After the Prime Minister indicated the meeting must break up because of the hour, Mr. Douglas added one further point to the general plan for Europe: there must be acceptance in principle at least of constructive measures in the field of fiscal affairs. Budgetary reform, like integration of European economy, would be most acceptable to the present Congress and would be an important factor in action by the [Page 283] International Bank relative to Europe. Mr. Douglas also raised with Mr. Dalton the matter of enabling legislation relative to films, which subject has been covered by separate telegram to the Department.

At the conclusion it was agreed that tabulations regarding the British financial position could be sent on to Washington for highly restricted use on the basis that the actual figures had not been “put through or checked” and might be changed in twenty-four hours. The tables had been prepared under pressure and Treasury experts looked upon them chiefly as an approach in presenting the problem.

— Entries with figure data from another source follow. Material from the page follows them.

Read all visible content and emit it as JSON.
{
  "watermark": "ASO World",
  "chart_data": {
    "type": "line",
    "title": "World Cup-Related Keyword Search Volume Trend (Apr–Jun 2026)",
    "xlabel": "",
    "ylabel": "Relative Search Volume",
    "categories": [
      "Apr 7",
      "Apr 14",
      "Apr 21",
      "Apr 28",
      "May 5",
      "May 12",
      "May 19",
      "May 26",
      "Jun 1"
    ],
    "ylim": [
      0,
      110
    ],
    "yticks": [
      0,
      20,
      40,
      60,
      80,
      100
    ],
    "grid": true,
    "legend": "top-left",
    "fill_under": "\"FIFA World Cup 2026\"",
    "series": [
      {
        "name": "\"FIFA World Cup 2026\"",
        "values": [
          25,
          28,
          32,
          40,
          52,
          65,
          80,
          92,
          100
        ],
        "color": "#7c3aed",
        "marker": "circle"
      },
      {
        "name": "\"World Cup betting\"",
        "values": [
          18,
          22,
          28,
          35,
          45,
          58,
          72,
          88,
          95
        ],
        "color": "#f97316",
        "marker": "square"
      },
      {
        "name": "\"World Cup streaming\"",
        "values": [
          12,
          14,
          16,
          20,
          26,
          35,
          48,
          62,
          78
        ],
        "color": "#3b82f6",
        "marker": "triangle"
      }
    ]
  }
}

  1. Presumably the agreement of December 2, 1946, between the United States and the United Kingdom on the economic fusion of their respective zones of occupation in Germany. For text, see Department of State Treaties and Other International Acts Series (TIAS) No. 1575, or 61 Stat. (pt. 3), 2475, and for related documentation, see Foreign Relations, 1946, vol. v, pp. 635648.
  2. John J. McCloy, President of the International Bank for Reconstruction and Development.
  3. Eugene D. Millikin, chairman, Senate Finance Committee.